JP 2011-181849 A JP 2015-188042 A

However, in the conventional technology described above, when detecting the outer shape of the stacked wafers, the maximum outer shape of the entire wafer is detected, and it is difficult to correctly detect the outer shape corresponding to the bonding surface. Especially in optical detection, the finite depth of field causes areas other than the focal point to be out of focus, the spread of the light source blurs the boundaries of shadows, and the rounded corners of the object create shadows. Edges obtained from actual images are far from ideal edges due to distortions caused by local reflections near the edges, making stable measurements difficult.

In particular, when aligning a glass-silicon bonded wafer with the silicon as a reference, problems such as the transparency of the glass part, dust, overlapping patterns, air bubbles, undulations, dirt, etc., can occur in the image with a normal line-type sensor. Positioning was extremely difficult.

An object of the present invention is to solve the above-described problems of the prior art, and to enable even wafers bonded or molded with glass, resin, or silicon to be easily incorporated into a general-purpose chamfering apparatus and to be reliably chamfered. It is an object of the present invention to obtain a wafer positioning device and a chamfering device using the same capable of detecting an edge portion.

The configuration of the present invention for achieving the above object is as follows.
[1] Wafer for detecting the center of the wafer by detecting the outer peripheral edge of the small diameter wafer, which is the smaller one of the stacked wafers in which two wafers, a large diameter wafer and a small diameter wafer, are bonded together. In the positioning apparatus of (1), a measuring table on which the laminated wafer is placed and which is rotatable while holding the laminated wafer, and the measuring table near the outer peripheral edge of the small-diameter wafer among the mounted laminated wafers. and an optical sensor for receiving reflected light from the small-diameter wafer and the substantially disk-shaped surface of the large-diameter wafer.
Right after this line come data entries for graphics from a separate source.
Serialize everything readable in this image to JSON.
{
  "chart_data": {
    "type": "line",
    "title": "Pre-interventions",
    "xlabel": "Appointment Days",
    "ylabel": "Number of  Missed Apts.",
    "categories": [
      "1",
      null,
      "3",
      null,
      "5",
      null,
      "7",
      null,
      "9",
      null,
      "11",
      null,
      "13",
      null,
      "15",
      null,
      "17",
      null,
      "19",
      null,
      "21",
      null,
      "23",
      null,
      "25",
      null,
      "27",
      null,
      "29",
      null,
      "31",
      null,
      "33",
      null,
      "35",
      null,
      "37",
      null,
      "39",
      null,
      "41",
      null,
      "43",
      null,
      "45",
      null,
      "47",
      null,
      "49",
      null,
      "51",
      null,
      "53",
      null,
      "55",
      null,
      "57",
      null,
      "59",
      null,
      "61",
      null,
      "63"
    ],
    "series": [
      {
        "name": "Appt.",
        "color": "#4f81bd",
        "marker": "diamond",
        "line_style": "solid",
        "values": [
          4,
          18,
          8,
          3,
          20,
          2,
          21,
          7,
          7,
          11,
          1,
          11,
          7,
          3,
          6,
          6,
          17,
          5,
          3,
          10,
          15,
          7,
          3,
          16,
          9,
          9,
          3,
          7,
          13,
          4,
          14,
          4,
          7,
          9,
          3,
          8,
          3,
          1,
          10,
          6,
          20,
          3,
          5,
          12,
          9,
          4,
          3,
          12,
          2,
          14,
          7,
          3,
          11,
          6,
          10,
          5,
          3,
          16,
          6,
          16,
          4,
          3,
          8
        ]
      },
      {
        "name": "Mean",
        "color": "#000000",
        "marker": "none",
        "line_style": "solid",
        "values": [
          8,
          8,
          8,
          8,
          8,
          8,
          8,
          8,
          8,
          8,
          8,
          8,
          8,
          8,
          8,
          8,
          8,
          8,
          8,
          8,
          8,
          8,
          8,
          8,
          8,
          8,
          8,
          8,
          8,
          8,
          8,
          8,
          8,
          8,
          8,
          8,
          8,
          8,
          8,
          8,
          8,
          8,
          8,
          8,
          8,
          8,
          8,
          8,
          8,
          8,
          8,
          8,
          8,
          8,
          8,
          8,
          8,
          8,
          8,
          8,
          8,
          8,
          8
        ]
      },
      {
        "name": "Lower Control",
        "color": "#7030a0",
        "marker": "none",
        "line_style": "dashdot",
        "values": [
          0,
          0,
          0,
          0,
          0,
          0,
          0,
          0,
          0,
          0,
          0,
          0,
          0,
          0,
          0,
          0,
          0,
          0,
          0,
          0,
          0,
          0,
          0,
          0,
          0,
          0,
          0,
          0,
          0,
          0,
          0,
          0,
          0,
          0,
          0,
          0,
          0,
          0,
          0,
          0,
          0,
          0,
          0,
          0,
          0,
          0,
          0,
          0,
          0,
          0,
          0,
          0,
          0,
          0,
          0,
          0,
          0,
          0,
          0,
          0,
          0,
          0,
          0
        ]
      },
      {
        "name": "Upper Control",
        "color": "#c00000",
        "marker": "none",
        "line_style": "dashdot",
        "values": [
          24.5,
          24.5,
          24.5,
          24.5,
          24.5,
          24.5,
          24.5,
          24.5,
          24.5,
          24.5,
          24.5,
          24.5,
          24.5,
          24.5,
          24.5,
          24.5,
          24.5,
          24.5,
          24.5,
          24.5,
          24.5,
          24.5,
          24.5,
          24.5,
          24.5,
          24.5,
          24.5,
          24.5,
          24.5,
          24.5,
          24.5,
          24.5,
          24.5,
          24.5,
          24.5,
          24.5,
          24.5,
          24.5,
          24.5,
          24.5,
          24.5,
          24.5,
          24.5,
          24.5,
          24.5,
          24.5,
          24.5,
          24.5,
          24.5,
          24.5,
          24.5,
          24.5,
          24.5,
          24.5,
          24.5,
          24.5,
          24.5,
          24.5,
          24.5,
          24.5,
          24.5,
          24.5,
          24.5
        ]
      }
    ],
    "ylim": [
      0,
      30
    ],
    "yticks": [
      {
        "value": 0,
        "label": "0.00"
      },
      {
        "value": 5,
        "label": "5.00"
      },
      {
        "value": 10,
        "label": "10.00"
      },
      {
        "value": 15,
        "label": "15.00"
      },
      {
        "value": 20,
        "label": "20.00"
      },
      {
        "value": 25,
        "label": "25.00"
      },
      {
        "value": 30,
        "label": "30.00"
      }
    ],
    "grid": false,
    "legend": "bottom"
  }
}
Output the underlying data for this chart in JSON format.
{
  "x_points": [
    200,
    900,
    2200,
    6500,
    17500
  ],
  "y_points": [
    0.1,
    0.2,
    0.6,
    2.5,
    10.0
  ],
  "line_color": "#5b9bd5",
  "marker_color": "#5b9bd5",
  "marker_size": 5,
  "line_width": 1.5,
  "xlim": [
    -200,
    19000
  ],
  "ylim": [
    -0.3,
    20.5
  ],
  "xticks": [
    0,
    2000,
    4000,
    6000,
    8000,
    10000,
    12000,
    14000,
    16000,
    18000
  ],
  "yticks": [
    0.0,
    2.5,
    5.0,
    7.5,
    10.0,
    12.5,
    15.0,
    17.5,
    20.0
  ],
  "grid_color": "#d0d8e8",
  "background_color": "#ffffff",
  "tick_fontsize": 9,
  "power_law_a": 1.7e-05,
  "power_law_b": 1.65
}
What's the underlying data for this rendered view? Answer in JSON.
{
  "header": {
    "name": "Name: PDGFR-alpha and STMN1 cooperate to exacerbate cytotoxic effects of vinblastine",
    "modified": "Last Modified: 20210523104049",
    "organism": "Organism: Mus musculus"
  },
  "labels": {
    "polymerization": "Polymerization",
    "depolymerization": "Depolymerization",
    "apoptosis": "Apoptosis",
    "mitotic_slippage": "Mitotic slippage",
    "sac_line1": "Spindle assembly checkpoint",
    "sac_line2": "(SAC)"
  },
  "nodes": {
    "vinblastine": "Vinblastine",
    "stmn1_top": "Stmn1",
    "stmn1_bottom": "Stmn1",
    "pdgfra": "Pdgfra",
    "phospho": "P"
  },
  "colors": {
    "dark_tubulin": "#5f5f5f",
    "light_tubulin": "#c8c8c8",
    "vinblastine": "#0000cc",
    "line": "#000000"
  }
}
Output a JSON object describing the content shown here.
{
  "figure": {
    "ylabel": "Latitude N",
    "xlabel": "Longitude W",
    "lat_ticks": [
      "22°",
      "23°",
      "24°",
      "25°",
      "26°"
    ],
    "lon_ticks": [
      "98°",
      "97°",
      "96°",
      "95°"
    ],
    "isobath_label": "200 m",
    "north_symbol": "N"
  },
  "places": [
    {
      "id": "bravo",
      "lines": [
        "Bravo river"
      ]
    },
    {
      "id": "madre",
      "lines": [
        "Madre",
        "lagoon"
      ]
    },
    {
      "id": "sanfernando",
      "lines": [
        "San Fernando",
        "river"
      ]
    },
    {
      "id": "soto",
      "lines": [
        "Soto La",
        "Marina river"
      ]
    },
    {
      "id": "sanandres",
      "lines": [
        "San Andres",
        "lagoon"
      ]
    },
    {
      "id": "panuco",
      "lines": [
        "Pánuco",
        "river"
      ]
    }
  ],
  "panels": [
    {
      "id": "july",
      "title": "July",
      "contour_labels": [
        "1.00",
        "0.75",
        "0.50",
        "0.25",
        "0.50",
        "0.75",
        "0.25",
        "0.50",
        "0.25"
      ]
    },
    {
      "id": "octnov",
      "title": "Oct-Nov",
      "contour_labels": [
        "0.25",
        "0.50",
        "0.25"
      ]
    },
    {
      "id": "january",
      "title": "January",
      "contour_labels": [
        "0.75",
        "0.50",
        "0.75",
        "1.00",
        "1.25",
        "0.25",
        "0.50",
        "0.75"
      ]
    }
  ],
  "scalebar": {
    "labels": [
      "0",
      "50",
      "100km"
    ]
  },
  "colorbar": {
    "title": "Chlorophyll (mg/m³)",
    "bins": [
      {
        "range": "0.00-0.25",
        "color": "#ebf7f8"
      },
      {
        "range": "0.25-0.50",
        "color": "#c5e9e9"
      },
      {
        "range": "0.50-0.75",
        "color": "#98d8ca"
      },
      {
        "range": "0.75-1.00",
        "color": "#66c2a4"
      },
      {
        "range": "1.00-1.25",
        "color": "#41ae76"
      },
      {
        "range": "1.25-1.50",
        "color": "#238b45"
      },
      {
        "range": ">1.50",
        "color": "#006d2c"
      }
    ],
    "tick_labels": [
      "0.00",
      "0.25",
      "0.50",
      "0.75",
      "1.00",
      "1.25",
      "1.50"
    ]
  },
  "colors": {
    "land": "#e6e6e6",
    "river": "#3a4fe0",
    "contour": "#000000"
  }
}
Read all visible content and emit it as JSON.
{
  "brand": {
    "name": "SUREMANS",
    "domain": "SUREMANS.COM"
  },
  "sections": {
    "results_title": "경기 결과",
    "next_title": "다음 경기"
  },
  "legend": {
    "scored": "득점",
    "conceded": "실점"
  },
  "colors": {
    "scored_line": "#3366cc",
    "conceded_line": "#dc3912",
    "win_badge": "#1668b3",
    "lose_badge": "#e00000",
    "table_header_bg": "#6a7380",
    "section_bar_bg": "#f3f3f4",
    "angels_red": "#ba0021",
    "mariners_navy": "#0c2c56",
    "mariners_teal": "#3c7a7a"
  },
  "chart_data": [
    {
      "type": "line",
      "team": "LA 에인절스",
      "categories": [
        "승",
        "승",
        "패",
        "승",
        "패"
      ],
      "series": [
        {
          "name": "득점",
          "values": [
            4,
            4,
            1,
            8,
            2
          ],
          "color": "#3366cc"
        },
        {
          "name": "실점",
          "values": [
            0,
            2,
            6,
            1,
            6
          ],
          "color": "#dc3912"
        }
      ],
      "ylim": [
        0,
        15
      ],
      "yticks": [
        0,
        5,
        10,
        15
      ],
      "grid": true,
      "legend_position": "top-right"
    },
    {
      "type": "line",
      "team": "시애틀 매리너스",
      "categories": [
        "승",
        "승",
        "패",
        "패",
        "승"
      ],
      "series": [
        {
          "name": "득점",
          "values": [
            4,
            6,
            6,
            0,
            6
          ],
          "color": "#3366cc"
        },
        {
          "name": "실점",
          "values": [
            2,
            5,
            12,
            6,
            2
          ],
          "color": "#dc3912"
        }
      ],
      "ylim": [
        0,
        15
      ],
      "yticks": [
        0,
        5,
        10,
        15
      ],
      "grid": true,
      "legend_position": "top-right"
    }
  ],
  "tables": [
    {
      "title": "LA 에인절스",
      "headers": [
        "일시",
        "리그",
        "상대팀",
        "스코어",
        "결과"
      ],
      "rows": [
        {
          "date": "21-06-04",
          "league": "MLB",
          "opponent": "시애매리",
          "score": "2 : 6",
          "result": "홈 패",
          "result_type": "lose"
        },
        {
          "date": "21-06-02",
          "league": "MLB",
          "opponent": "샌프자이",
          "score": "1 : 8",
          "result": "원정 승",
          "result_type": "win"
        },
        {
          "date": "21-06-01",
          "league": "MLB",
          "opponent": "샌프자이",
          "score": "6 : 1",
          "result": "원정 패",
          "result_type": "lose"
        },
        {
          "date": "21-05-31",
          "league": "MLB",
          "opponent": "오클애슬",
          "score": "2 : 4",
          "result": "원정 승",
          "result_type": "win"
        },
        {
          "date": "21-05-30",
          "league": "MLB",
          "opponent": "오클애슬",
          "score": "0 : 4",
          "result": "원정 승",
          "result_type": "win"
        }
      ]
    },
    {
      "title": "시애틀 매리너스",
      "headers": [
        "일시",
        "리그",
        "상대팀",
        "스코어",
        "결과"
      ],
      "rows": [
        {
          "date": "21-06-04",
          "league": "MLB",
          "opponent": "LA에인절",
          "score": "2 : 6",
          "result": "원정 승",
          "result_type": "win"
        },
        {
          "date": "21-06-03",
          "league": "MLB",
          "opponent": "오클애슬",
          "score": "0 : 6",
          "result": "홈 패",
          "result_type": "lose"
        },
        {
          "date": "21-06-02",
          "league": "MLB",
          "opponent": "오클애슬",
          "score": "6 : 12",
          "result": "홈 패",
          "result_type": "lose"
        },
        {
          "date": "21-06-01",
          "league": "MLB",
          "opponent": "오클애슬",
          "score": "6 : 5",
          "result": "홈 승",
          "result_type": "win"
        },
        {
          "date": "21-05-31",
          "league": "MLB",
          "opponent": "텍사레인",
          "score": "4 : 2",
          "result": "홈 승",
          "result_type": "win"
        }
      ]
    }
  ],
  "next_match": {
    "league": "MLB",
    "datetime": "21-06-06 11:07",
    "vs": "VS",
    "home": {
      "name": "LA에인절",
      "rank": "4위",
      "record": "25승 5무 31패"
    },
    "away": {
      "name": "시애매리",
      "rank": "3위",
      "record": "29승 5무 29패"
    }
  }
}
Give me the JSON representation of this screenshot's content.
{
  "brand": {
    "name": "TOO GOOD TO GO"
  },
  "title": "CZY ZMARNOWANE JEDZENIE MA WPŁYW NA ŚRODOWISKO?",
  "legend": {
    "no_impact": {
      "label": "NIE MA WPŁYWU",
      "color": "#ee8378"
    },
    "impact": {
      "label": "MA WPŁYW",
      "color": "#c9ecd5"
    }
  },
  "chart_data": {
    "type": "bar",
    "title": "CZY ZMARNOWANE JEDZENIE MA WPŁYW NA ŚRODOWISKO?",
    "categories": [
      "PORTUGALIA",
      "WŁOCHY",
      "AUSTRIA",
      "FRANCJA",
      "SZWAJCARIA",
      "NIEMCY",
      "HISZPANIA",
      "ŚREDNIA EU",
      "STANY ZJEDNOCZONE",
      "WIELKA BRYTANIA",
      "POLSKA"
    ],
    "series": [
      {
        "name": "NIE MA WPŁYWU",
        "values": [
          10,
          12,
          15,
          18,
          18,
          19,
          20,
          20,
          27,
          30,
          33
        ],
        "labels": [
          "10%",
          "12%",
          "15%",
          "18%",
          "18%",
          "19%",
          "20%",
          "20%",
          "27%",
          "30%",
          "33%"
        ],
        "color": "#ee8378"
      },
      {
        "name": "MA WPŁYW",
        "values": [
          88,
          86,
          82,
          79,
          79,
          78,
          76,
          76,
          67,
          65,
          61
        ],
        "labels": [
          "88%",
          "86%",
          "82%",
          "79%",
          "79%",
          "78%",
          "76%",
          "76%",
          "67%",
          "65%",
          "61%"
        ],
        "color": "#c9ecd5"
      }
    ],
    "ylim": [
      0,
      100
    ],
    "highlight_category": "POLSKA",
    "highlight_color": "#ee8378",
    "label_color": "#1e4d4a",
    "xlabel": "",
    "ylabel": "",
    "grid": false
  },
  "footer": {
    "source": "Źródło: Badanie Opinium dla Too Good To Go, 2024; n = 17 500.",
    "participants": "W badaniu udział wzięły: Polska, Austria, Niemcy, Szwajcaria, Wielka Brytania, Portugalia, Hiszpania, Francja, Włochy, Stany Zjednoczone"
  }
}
A wafer positioning device characterized in that it is designed not to receive reflected light from a surface that is inclined with respect to a horizontal surface of the wafer.
[2] The positioning device according to [1], wherein the light-receiving angle is determined by the edge shape of the boundary portion of the two wafers.
[3] The positioning device according to [1] or [2], wherein only the surface width of the laminated wafer is detected by the reflected light.
[4] Wafer for detecting the center of the wafer by detecting the outer peripheral edge of the small diameter wafer, which is the smaller one of the stacked wafers in which two wafers of different sizes, a large diameter wafer and a small diameter wafer, are bonded together. In the positioning apparatus of (1), a measuring table on which the laminated wafer is placed and which is rotatable while holding the laminated wafer, and the measuring table near the outer peripheral edge of the small-diameter wafer among the mounted laminated wafers. and an optical sensor for receiving reflected light from the small-diameter wafer and the substantially disk-shaped surface of the large-diameter wafer, the light-receiving angle of the optical sensor being set at a predetermined distance from the small-diameter wafer. The surface that is inclined with respect to the horizontal surface is narrowed so that the detection sensitivity is small, and the optical sensor measures from the horizontal surface of the small-diameter wafer to the outer peripheral edge and the horizontal surface of the large-diameter wafer, and the laminated wafer is made of glass. , resin, or silicon, wherein the light-receiving angle is 1/10 or less of the angle of the inclined surface of the small-diameter wafer with respect to the horizontal plane. Wafer positioning device.
[5] In a chamfering device for grinding and chamfering the end face of a laminated wafer in which two wafers of different sizes, a large-diameter wafer and a small-diameter wafer, are bonded together, the laminated wafer is placed and held while holding the laminated wafer. A rotatable measurement table is placed near the outer peripheral edge of the mounted laminated wafer while maintaining a predetermined distance from the measurement table, and receives reflected light from the substantially disk-shaped surface of the laminated wafer. and an optical sensor, wherein the light receiving angle of the optical sensor is narrowed so as not to receive the reflected light from the surface that is inclined with respect to the horizontal surface of the small-diameter wafer.
[6] The chamfering apparatus according to [5], wherein the light-receiving angle is determined by the edge shape of the boundary portion of the two wafers.
[7] The surface and selling device according to [5] or [6], wherein only the surface width of the laminated wafer is detected from the reflected light.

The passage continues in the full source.